What this means for organisations

That metrics are context sensitive suggests that they need to be treated with less sanctity than they traditionally are. I remember a few conversations from a consulting assignment over a decade ago - I suggested some efficiencies based on my analysis, and the first comment from the clients was “great idea but it will mess up this particular metric”. It needed a few more conversations and negotiations to push my idea through.

Organisations also need to be more flexible in terms of creation and destruction of metrics. Now, the latter is hard because established metrics are Schelling points - you know that others in the organisation also measure this metric, so if you optimise for it you do well. So getting rid of an existing metric can be a culturally fraught exercise.
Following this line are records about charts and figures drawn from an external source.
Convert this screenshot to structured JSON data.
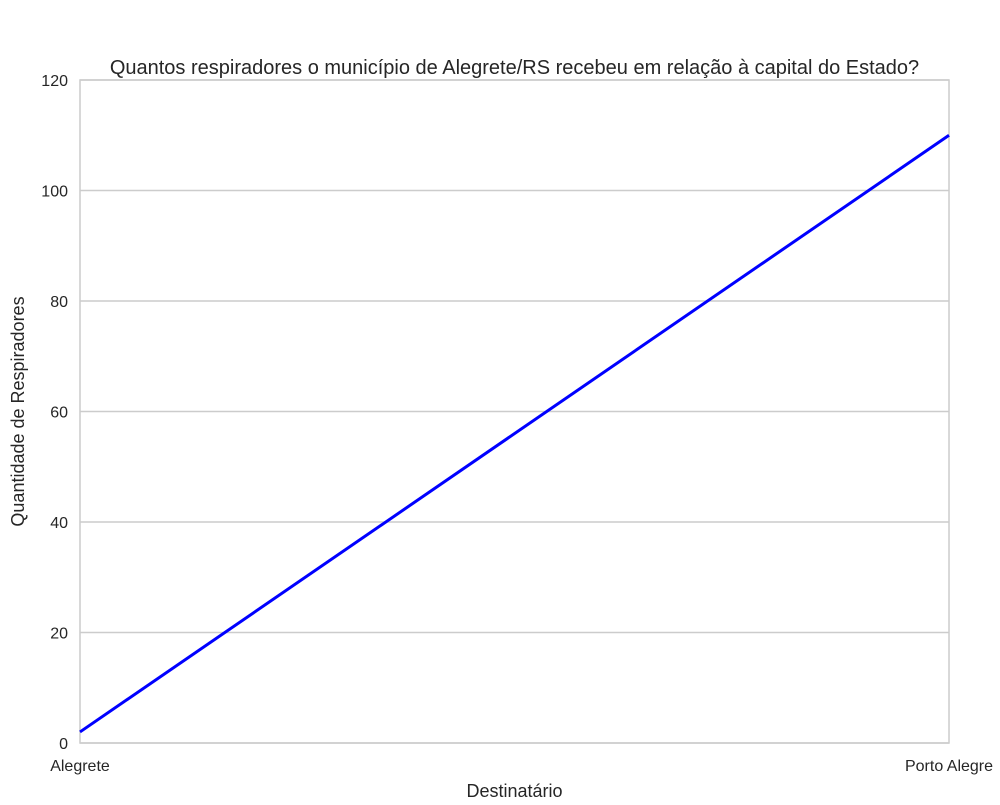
{
  "chart_data": {
    "type": "line",
    "title": "Quantos respiradores o município de Alegrete/RS recebeu em relação à capital do Estado?",
    "xlabel": "Destinatário",
    "ylabel": "Quantidade de Respiradores",
    "categories": [
      "Alegrete",
      "Porto Alegre"
    ],
    "series": [
      {
        "values": [
          2,
          110
        ],
        "color": "#0000ff"
      }
    ],
    "ylim": [
      0,
      120
    ],
    "yticks": [
      "0",
      "20",
      "40",
      "60",
      "80",
      "100",
      "120"
    ],
    "grid": "horizontal",
    "legend": "none"
  }
}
That said, because metrics are context sensitive, they can fairly quickly become irrelevant. And optimising for a metric irrelevant to the current context doesn’t solve anyone’s problem.

So it is essential that organisations periodically review the metrics they are tracking and make sure they are relevant to the context. Managing through metrics is all fine as long as the metrics are current and relevant to context.

What this means for data engineering

Over the last couple of years, the data engineering world has all been about semantic layers and metric stores - an easy and intuitive way to define metrics “universally” at a company level so that everyone is looking at the same number.

Now, I’m not sure how much it will solve the problem of data / metric consistency. The reason different parts of an organisation have trouble agreeing on how a metric is calculated is not due to any technical hurdle, but because they have all arrived at the metric through different contexts. Offering a technically better solution to manage metrics is not really going to help.

This issue of “inconsistent metrics” is something we will continue to all live with. It will be interesting to see how the likes of Cube or dbt will react to this in the long run.

What this means for Babbage Insight

Our current product roadmap works on an assumption that when our product gets installed in a customer’s cloud, it is input with an exhaustive list of metrics that the customer is tracking along with the queries or metric stores used to calculate these metrics. Based off this initial “prompt”, our model is going to learn the structure, patterns and relationships in the customer’s data warehouse, monitor metrics, guess questions that might be asked from the business and preemptively answer them in the form of data stories.

Now, if we think of metrics being context sensitive, one obvious product feature we need to offer is for metrics definitions to change. This is trivial, except that we will also need to account for the possibility of “grandfathering” and how we will compute and tell stories when the metric changes.

We might also need to consider the possibility of the same metric being defined in different ways across an organisation (especially if we’re looking at enterprise customers), and having to tell stories to people based on their definition of the metric that is being tracked.